Beyond these things, a just society will require that an appropriate share of private wealth support the public needs of the whole society. A just society will levy appropriate taxes for this purpose, to support the best possible public systems, public parks, and playgrounds, schools, and health facilities. Taxes are needed to provide for the development of the arts—museums and symphony orchestras, for example-for the enrichment of the life of the public. The public need must always be balanced against private wealth. Where that exact balance is, every society must determine; but it is in the deepest vested interest of those who share most of this world’s goods that they be the most concerned about the public welfare. It is interesting to me that, in the American political scene, the people of great wealth, like the Roosevelts and the Rockefellers, have tended to be liberal in their political thinking.
What does it say about the soul of a nation when, in an economic downturn, the leaders of that nation seek to balance the federal budget by cutting the school lunch program and the food stamp program, while at the same time maintaining a defense establishment that has five times as many admirals in the navy today as in World War II. What are these admirals admiraling, except a very top-heavy bureaucracy?
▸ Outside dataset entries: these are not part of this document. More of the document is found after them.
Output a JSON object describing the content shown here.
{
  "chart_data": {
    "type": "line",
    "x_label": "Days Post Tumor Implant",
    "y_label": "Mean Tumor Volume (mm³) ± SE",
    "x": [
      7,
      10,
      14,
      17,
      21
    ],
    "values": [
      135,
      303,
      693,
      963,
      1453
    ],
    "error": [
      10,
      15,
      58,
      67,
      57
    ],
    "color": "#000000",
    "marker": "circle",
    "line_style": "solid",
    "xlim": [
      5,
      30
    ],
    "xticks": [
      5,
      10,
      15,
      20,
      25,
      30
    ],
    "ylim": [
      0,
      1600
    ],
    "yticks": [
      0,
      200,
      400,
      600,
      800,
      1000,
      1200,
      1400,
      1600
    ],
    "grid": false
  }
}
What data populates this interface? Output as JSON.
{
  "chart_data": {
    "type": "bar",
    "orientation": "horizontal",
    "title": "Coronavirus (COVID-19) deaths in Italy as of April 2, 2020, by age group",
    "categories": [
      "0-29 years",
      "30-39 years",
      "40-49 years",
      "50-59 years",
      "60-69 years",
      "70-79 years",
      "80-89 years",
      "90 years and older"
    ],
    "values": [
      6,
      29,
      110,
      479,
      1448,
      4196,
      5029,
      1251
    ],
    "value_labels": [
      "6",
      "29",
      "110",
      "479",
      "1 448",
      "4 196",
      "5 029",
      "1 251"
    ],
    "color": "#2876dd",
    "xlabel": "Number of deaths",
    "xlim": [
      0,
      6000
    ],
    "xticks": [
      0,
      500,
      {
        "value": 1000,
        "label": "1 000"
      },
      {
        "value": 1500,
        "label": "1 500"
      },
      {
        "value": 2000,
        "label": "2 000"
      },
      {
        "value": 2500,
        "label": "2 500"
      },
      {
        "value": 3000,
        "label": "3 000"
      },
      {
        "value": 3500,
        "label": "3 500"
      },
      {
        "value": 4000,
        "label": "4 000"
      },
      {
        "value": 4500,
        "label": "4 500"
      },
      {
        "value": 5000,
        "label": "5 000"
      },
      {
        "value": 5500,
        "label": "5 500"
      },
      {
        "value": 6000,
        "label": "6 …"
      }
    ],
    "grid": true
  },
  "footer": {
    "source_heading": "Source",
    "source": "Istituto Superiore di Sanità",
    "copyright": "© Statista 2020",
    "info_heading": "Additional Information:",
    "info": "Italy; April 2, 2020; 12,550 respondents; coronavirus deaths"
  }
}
One of the great jobs of the institutional Church in our age should be to help this society reconceive and revalue its whole system of priorities. In our period of the economics of opulence, we may yet face a massive imbalance between material values and moral values, between private wealth and public need. We might even reach the point where our Christian consciences will force us to work for an increased tax upon our opulence, and that would really be to rise above our vested self-interest in order to provide the necessary public facilities and services for the whole society. To be very specific, I think the whole question of sales tax needs to be studied across the land. I would hope that commodities could be divided into three categories: necessities, desirable goods, and luxuries. I would remove the sales tax from necessities, leave it at the present level on desirable goods, and increase it substantially on luxuries. For example, I think there should be a higher tax on cars with unnecessarily large horsepower, because the whole society has to pay to clean up the polluted environment which they cause. I believe that there should be a substantially larger tax on high-test gasoline, clearly a luxury not a necessity.
My text for recommending these things would be nothing less than the eighth Commandment, raised to the macrocosmic level, "You shall not steal." Living in justice in this world as a good steward of God’s bounty, maintaining privacy and yet caring for every legitimate public need, removing every vestige of exploitation, protecting the environment for today’s and tomorrow’s generations, and being honest in every individual transaction, all of these are covered when we push the Commandment "You shall not steal" into the very depths of our complicated and complex lives. Its echoes reverberate into every nook and cranny of our existence, and there is nowhere to hide. Those naive people who continue to parrot ridiculous statements like "the Church should stick to the Bible and not get involved with life" will be revealed for what they are, because what we believe and how we act on every level of life can never be separated. It is through politics and through economics as well as through personal morality that we are called to build a just society in which we love God with our hearts, our minds, our souls, and our strengths, and in which we love our neighbors as ourselves.